I keep trying to imagine the ancient Greeks watching badminton in the Olympics. They’d be laughing at us.
Is that a sport? And they’d say things like, “You already had volleyball, so why have beach volleyball? You already had basketball, so what gives with three-on-three basketball?” Why not have guys sitting in folding chairs at the end of the court throwing balls at the hoop at the opposite end? Call it one-on-one and pass around the medals so everyone gets one!
Is there no one left who can say no anymore? It’s like decorating our Christmas tree every year. What could one additional ornament hurt, right? Until the tree is sagging under the weight of them all.
I mean they even have skateboarding, complete with a fake urban environment that looks like a video game. You wonder if the ancient Greeks were here, they’d throw a hammer at the thing and say no, this is not Olympics.
I don’t want to meddle in the medal business, but it does seem to be like I could have made a game like my sisters and I played growing up. Can you walk completely around the living room on top of furniture without stepping on the floor? We played it routinely, much to my mother’s chagrin. We were ahead of our time!
Maybe I should get an Olympic medal for safely navigating so skillfully with a remote through the cable television, over-the-air and streaming stations and online options to catch all the nearly unlimited Olympic coverage coming out of Tokyo.
They can show a picture of Nancy in our home sitting on our coach and applauding as I flip stations so adroitly to keep from watching commercials.
And what about a medal for Nancy? Leading up to this moment, she cooked a main entrée and four side dishes and dessert for us, and had everything ready so we could eat before the Olympic games came on the television. And it tasted good on top of it! I think that deserves at least a green triangle! And, you know, why not a separate sport for mothers with big families: Mothers-of-5-or-more cooking! They deserve it!
Nancy could also earn gold for changing the sheets, doing all the laundry, fertilizing the garden, scrubbing the bathroom and finishing a pastel painting in a single day!
There has to be some kind of medal, too, for me for getting up early on a Saturday morning to get the oil changed, stop at the liquor store, pick up a week’s worth of groceries, drop by the bank and pick up a prescription at the pharmacy, buying sweetcorn at a roadside stand and getting back home by noon to take my wife out to lunch! You laugh, but the bronze medalist took until 1 p.m. This isn’t easy, you know. I had to make sacrifices. There was hours of planning and years or practice just to get the schedule this close.
C’mon, do I at least get the breathless interview by some wide-eyed reporter who can’t get over my prowess? Or how about a graphic simulation, tracking my moves with GPS so they can be replayed for a nation hanging on every turn?
I mean what is next cribbage? Bocce ball? Sheepshead? Rock-paper-scissors? Cue the Olympic theme song!
Maybe an office Olympics measuring how many sheets of paper can be held together with a single staple? How about how long can you write with a pen before either your hand or the ink gives out? How many glasses of water can you drink at the water cooler before you need to hit the restroom? How many spins on the office chair before you get so dizzy you fall off? How about three-on-three with guys in wheeled chairs guarding the “goals” in their cubicles to keep “the enemy” from tossing a crumbled up ball into their wastebasket.
Answer: Medal, medal, medal, medal and, for sure, a medal!
My goodness, even our baking flour somehow is wearing a gold medal. And not just one. It must have been a tie, because every bag on the shelf at the grocery has one.
You can see the day coming when there are no Olympics at all. It will all be virtual.
They will play them all as video games and we will all sit on our phones and watch other people play games on their phones, and it will not only be call fun, but Olympic fun! Pass around a virtual bowl of medals and enjoy!

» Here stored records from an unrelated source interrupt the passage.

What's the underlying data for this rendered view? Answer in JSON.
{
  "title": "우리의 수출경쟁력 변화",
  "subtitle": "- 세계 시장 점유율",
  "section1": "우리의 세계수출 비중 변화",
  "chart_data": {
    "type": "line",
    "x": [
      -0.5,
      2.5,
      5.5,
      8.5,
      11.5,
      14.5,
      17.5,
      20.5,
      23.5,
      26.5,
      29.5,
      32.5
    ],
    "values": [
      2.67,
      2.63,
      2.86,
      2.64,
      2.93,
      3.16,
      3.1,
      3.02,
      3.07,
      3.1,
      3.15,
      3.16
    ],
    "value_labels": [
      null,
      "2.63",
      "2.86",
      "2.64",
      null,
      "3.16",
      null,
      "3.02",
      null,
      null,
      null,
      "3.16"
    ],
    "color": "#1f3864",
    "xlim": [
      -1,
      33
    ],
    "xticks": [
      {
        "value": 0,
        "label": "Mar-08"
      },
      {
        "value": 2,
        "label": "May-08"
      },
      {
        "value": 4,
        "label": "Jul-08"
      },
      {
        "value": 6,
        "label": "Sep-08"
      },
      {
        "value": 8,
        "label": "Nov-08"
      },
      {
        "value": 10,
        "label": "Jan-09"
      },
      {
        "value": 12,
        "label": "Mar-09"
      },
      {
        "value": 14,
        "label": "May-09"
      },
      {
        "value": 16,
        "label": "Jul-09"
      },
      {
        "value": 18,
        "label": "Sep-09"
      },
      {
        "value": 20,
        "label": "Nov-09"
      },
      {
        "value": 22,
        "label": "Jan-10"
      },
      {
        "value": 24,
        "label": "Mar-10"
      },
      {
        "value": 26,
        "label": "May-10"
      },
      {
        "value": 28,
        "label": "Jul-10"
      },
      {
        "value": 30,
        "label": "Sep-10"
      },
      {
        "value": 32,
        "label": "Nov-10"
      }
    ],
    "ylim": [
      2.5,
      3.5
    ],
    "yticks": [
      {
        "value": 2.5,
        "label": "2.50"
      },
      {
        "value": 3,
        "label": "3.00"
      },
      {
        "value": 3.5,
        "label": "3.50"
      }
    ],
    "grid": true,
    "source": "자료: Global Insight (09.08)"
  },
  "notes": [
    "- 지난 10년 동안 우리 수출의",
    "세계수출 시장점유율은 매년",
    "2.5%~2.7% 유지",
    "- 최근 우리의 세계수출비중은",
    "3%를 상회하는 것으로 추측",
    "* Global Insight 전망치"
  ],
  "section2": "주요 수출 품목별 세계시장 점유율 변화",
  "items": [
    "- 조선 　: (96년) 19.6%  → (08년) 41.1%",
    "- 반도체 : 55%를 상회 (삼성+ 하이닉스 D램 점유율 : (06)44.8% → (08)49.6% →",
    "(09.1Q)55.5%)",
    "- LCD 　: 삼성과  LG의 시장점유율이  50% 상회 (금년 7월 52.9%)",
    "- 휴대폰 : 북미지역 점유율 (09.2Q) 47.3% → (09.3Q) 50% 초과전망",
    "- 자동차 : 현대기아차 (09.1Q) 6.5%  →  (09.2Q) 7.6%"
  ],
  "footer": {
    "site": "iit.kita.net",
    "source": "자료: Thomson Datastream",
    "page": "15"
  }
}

I think Andy Warhol was not quite right when he said that in the future everyone would be famous for 15 minutes. What he meant to say is that in the future everyone will be a gold medal winner. You’re darned right. I just turned off the lights when I left the room. That has to count for something, right? If my dad were alive, he’d appreciate it anyway. I would not get the medal though; he would tell me I would need a chest to pin the medal on.